Marcello mio è un film complesso da decifrare per lo spettatore. Lo è a partire da quello che suggerisce il titolo. Da una parte c’è il “mio”, ovvero un ritratto privato di una figlia (Chiara Mastroianni) e di una madre (Catherine Deneuve) verso il “loro” Marcello Mastroianni.
Quando è così, quando cioè il film di Christophe Honoré diventa una cosa di famiglia, è caldo e sorprendentemente appassionante. Quando diventa teorico, metacinematografico, si raffredda. Per fortuna è una parte marginale di un’opera che si concentra soprattutto sul Marcello del titolo. Uomo privato e mito pubblico.
In questo film di finzione gli attori interpretano sé stessi. Sul set di un film la regista Nicole Garcia chiede a Chiara di essere meno “Deneuve” (sua madre) e più Mastroianni (suo padre). Si guarda allo specchio. Il suo volto è sempre più simile a quello dell’uomo. In uno sdoppiamento più cinematografico che psicoanalitico la figlia inizia a vestire i panni del genitore. Il mondo di attori intorno a lei non la ferma. Sanno tutti che in quella maschera lei non sta solo incontrando quella persona così cara eppure così distante, ma la sta offrendo ancora una volta al mondo.

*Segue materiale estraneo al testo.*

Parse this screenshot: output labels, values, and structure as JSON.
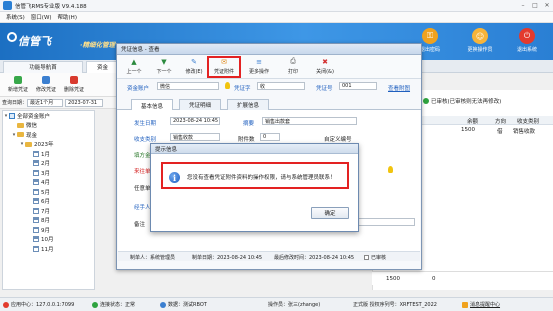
{
  "window": {
    "title": "信管飞RMS专业版 V9.4.188",
    "minimize": "–",
    "maximize": "□",
    "close": "✕"
  },
  "menu": [
    "系统(S)",
    "窗口(W)",
    "帮助(H)"
  ],
  "brand": {
    "name": "信管飞",
    "subtitle": "·精细化管理"
  },
  "top_buttons": [
    {
      "label": "退出密码",
      "icon": "key-icon",
      "color": "#f0a21e"
    },
    {
      "label": "更换操作员",
      "icon": "users-icon",
      "color": "#f7b43a"
    },
    {
      "label": "退出系统",
      "icon": "exit-icon",
      "color": "#e33a2e"
    }
  ],
  "tabs": [
    "功能导航首",
    "资金"
  ],
  "toolbar2": [
    "新增凭证",
    "修改凭证",
    "删除凭证"
  ],
  "query": {
    "label": "查询日期：",
    "range": "最近1个月",
    "date": "2023-07-31"
  },
  "tree": {
    "root": "全部资金账户",
    "nodes": [
      "微信",
      "现金"
    ],
    "year": "2023年",
    "months": [
      "1月",
      "2月",
      "3月",
      "4月",
      "5月",
      "6月",
      "7月",
      "8月",
      "9月",
      "10月",
      "11月"
    ]
  },
  "right_panel": {
    "legend": "已审核(已审核则无法再修改)",
    "headers": [
      "余额",
      "方向",
      "收支类别"
    ],
    "row": {
      "balance": "1500",
      "direction": "借",
      "category": "销售收款"
    },
    "total": "1500",
    "total_zero": "0"
  },
  "voucher": {
    "title": "凭证信息 - 查看",
    "toolbar": {
      "prev": "上一个",
      "next": "下一个",
      "edit": "修改(E)",
      "attach": "凭证附件",
      "more": "更多操作",
      "print": "打印",
      "close": "关闭(&)"
    },
    "account_label": "资金账户",
    "account_value": "微信",
    "voucher_word_label": "凭证字",
    "voucher_word_value": "收",
    "voucher_no_label": "凭证号",
    "voucher_no_value": "001",
    "attachment_link": "查看附图",
    "tabs": [
      "基本信息",
      "凭证明细",
      "扩展信息"
    ],
    "date_label": "发生日期",
    "date_value": "2023-08-24 10:45",
    "summary_label": "摘要",
    "summary_value": "销售出款套",
    "category_label": "收支类别",
    "category_value": "销售收款",
    "attachment_count_label": "附件数",
    "attachment_count_value": "0",
    "custom_label": "自定义编号",
    "amount_label": "填方金额",
    "counterparty_label": "来往单位",
    "business_label": "任意单",
    "handler_label": "经手人",
    "remark_label": "备注",
    "footer": {
      "creator": "制单人：系统管理员",
      "created": "制单日期：2023-08-24 10:45",
      "modified": "最后修改时间：2023-08-24 10:45",
      "checked": "已审核"
    }
  },
  "dialog": {
    "title": "提示信息",
    "message": "您没有查看凭证附件资料的操作权限，请与系统管理员联系！",
    "ok": "确定"
  },
  "status": {
    "app_center": "应用中心：127.0.0.1:7099",
    "connection": "连接状态：正常",
    "data_source": "数据：测试RBOT",
    "operator": "操作员：张三(zhange)",
    "license": "正式版 授权序列号：XRFTEST_2022",
    "message": "消息提醒中心"
  }
}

«Abbiamo una morte sola, ma almeno tre vite» si dice in un punto in cui chi guarda si trova ad essere come Fabrice Luchini, desideroso cioè di godersi qualche giorno con la star che rivive nel corpo della figlia (è pazzesca la somiglianza). Si viaggia nei ricordi privati, che però diventano cinema. Resterà impressa l’immagine migliore: quella di una figlia e un padre che ascoltano, stesi sul pavimento, le prove della Callas, loro vicina di casa.
Il trucco e le maschere che avvicinano i vivi e i morti, il presente e il mito, sono fondamentali in questo film fatto di incontri e riconoscimenti. C’è anche una trasmissione Rai dentro il film, in cui Chiara viene ospitata. È la parte meno riuscita di un’opera che procede a sobbalzi. Tra momenti troppo compiaciuti nel discorso “meta” e altri di una sincerità che scaturisce dal cuore di una famiglia messo in scena con ironia e passione.